Review: My Giant

April 15, 1998|By JASON MYERS

The life of Sam (Billy Crystal), a New York agent who pretends to be more successful than the B-movie reality, is summarized through narration within the first five or 10 minutes of "My Giant." This part reveals several things: the attention deficiency of our culture, the decline in cinematic storytelling, Billy Crystal's swift smarm and the dullness of this movie. The prior two have been discussed at great length, so I shall merely talk about the latter two.

Crystal has a keen anxiety. Perhaps this represents his resentment over his shortness, or the fact that he has not starred in a good movie this decade, or the superiority of his friend Robin Williams. For whatever reason, Crystal's facial muscles are drawn tightly, even when he's smiling. This expression would be perfectly matched with the dry, dour wit of someone like Stephen Wright, but Crystal envisions himself as the last of the Catskills performers, someone with slick, sunny shtick.


Because of the comedic paradox he finds himself in, Crystal always seems to be working, not just in the traditional idiom of performance, wherein someone plays to the temper of an audience. Crystal has to break a sweat to get a laugh, and he will not stop talking until you laugh. I was surprised that he did not have a personal drummer follow him around to cap off each of his lines. Perhaps he realized that the audience could guess the punch line before the setup had even begun.

The author of this predictable, plodding bore is Brian Seltzer. Seltzer water combines bland flavor with offensive fizz, and that's a fairly solid description of this movie.

After the tasteless introduction to Sam, we find him traveling through Romania to the set of some cheap production of the David-Goliath story. Sam is the agent of David, until he gets to the set and finds the boy-actor has decided to fire him. So Sam goes the next logical step - he discovers Goliath.

Hidden away in a monastery is Max (George Muresan), an eight-foot tall monk who enjoys reciting Shakespeare. Sam gets Max drunk one night and convinces him to pursue a career in movies: It's a classic screen romance. Max agrees only on the stipulation that movie stardom will provide him with a better opportunity to unite with his lost love, who is living in Gallup, N.M.

Muresan, the center for the Washington Wizards, is charming, in a big and gawky way, sweetly likable - and a terrible actor. He exhibits the same facial expressions when he tells Sam he is mad, nauseous, uncertain and sad.

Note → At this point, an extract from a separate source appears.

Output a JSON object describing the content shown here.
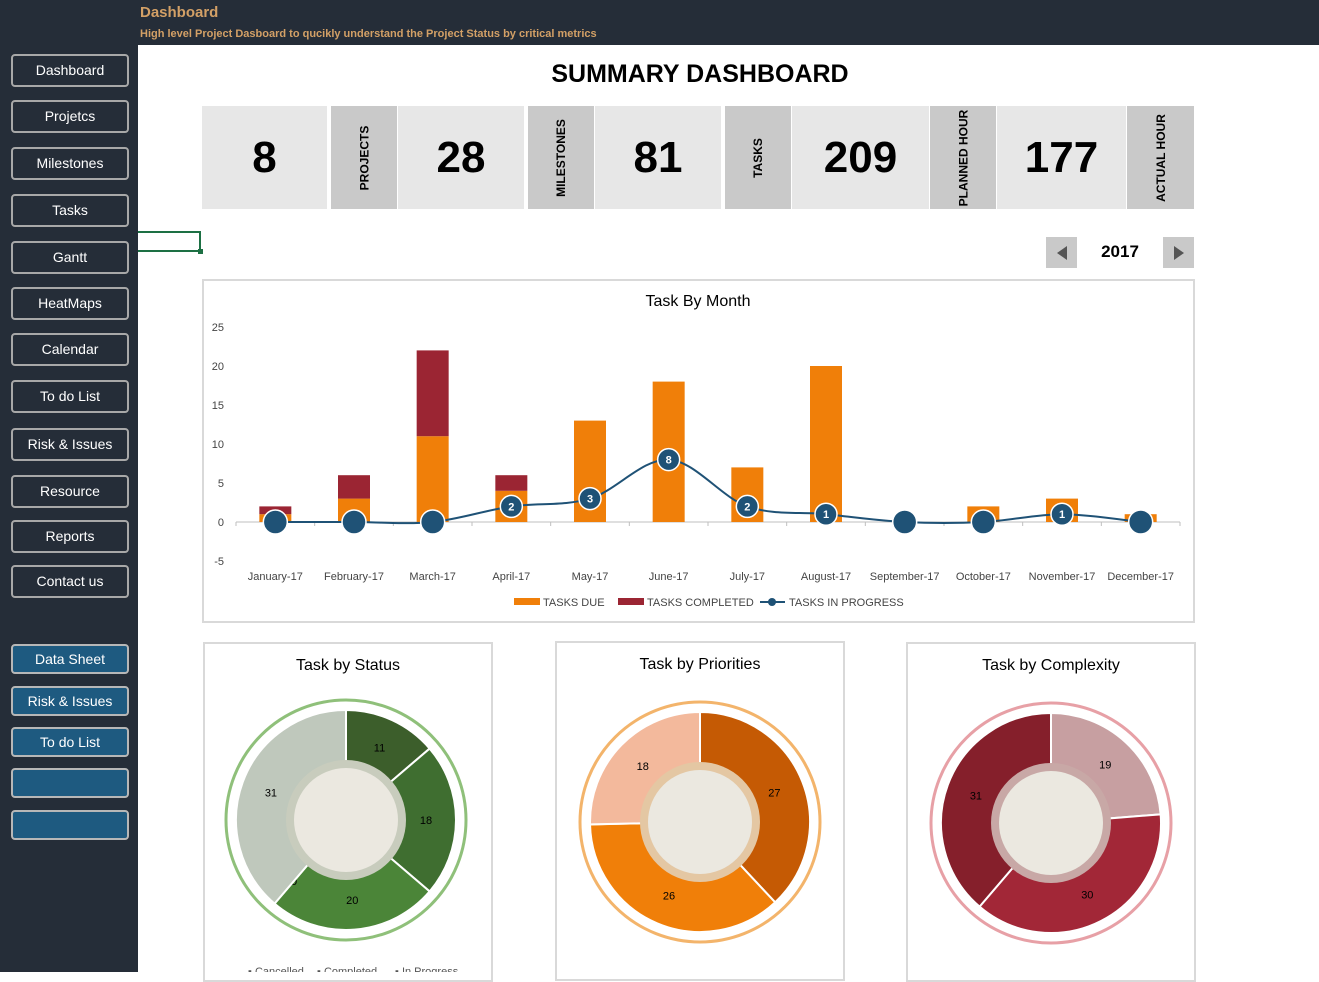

His voice is so warbled and unclear he could as well be reciting Jackie Collins when they say it is "Henry V." But alas, poor Muresan, I knew him to be intended even by the moviemakers not as an actor, just another gimmick.

As Williams' "Flubber" proved forcefully, movies that rely entirely on one simple object for their structural and conceptual integrity do not a handsome motion picture make.

Crystal's venture, while not as aesthetically awful as "Flubber," fares far worse morally because its gimmick is a human being. The way Sam keeps referring to Max as "my giant" as though he were an item of merchandise, both implies Max is a possession, as well as reduces him to his stature. It makes both men seem small.

"My Giant" proceeds very slowly, like a typical modern romantic comedy, with little romance and less comedy.

Sam tries to pawn off on the audience some spiritual enlightenment he received from Max, but it is completely unconvincing. There's little to delight in this movie. Like seltzer water, it's rather innocuous, but ill humored nonetheless.

Jason Myers is a 6-foot-2-inch senior at North Hagerstown High School.